Evaluate classifier models performance on the dataset:

- Decision Tree
- Random Forest
- Support Vector Machine (SVM)
- k-Nearest Neighbors (KNN)

#### Decision Tree

In [None]:
dtc_model = DecisionTreeClassifier()
dtc_model.fit(X_train, y_train)

#### Random Forest

In [None]:
rf_model = RandomForestClassifier()
rf_model.fit(X_train, y_train)

#### SVM

In [None]:
svm_model = SVC()
svm_model.fit(X_train, y_train)

#### KNN

In [None]:
knn_model = KNeighborsClassifier()
knn_model.fit(X_train, y_train)

### Evaluate models

In [None]:
def evaluate_model(model, X, y):
    y_pred = model.predict(X)
    
    accuracy = accuracy_score(y, y_pred)
    precision = precision_score(y, y_pred, average='weighted')
    recall = recall_score(y, y_pred, average='weighted')
    f1 = f1_score(y, y_pred, average='weighted')
    
    cm = confusion_matrix(y, y_pred)

    return accuracy, precision, recall, f1, cm

dt_accuracy, dt_precision, dt_recall, dt_f1, dt_cm = evaluate_model(dtc_model, X_test, y_test)
rf_accuracy, rf_precision, rf_recall, rf_f1, rf_cm = evaluate_model(rf_model, X_test, y_test)
svm_accuracy, svm_precision, svm_recall, svm_f1, svm_cm = evaluate_model(svm_model, X_test, y_test)
knn_accuracy, knn_precision, knn_recall, knn_f1, knn_cm = evaluate_model(knn_model, X_test, y_test)

In [None]:
# Compare Model Performance
model_performances = {
    "Decision Tree": (dt_accuracy, dt_precision, dt_recall, dt_f1, dt_cm),
    "Random Forest": (rf_accuracy, rf_precision, rf_recall, rf_f1, rf_cm),
    "Support Vector Machine": (svm_accuracy, svm_precision, svm_recall, svm_f1, svm_cm),
    "K-Nearest Neighbors": (knn_accuracy, knn_precision, knn_recall, knn_f1, knn_cm)
}

print(f"Model Comparison:")
for model_name, (accuracy, precision, recall, f1, _) in model_performances.items():
    print(f"{model_name}:")
    print(f"  Accuracy: {accuracy:.4f}")
    print(f"  Precision: {precision:.4f}")
    print(f"  Recall: {recall:.4f}")
    print(f"  F1-score: {f1:.4f}")
    print()


## Key Findings

The model that best suits the main objective of this analysis is the Support Vector Machine(SVM) with an accuracy of 95% on the test data.

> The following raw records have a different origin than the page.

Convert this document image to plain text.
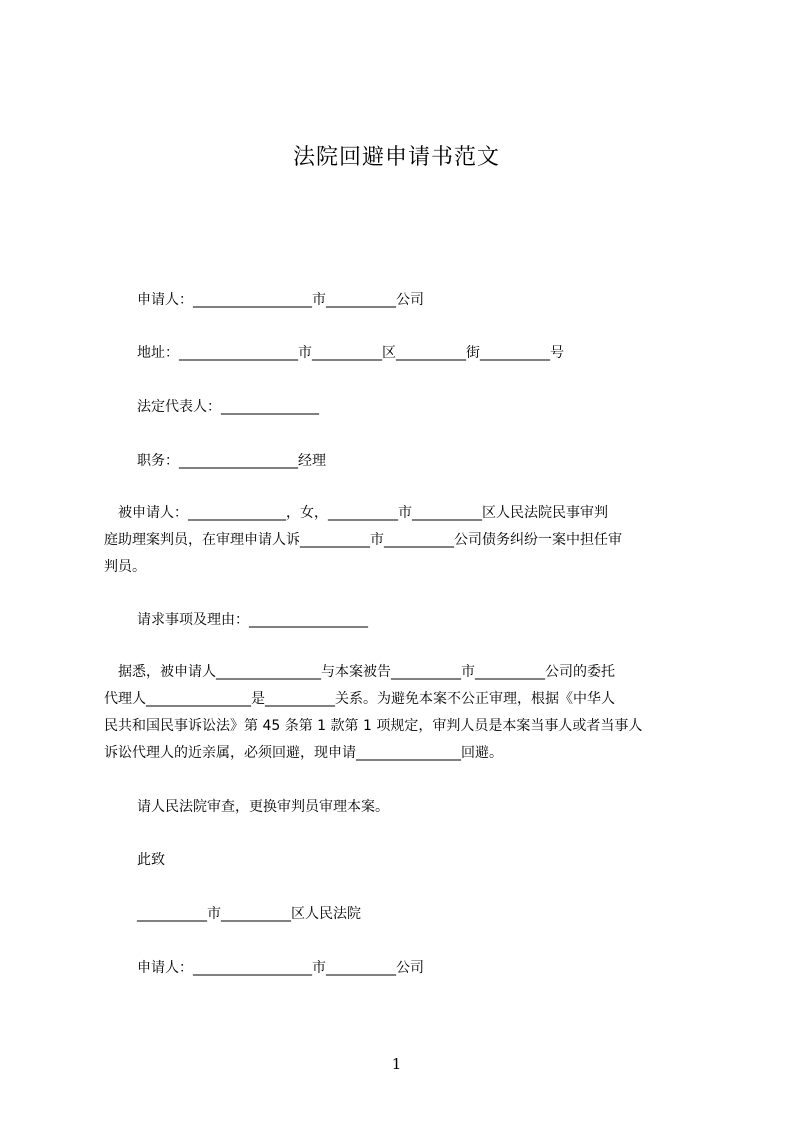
法院回避申请书范文
申请人：_________________市__________公司
地址：_________________市__________区__________街__________号
法定代表人：______________
职务：_________________经理
　被申请人：______________，女，__________市__________区人民法院民事审判
庭助理案判员，在审理申请人诉__________市__________公司债务纠纷一案中担任审
判员。
请求事项及理由：_________________
　据悉，被申请人_______________与本案被告__________市__________公司的委托
代理人_______________是__________关系。为避免本案不公正审理，根据《中华人
民共和国民事诉讼法》第 45 条第 1 款第 1 项规定，审判人员是本案当事人或者当事人
诉讼代理人的近亲属，必须回避，现申请_______________回避。
请人民法院审查，更换审判员审理本案。
此致
__________市__________区人民法院
申请人：_________________市__________公司
1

## Flaws and Plan of Action

- Potential flaws in the model may include overfitting or underfitting. To address this, we can revisit the analysis with additional data if available or experiment with different predictive modeling techniques.
- Further fine-tuning and hyperparameter optimization could be considered to improve model performance.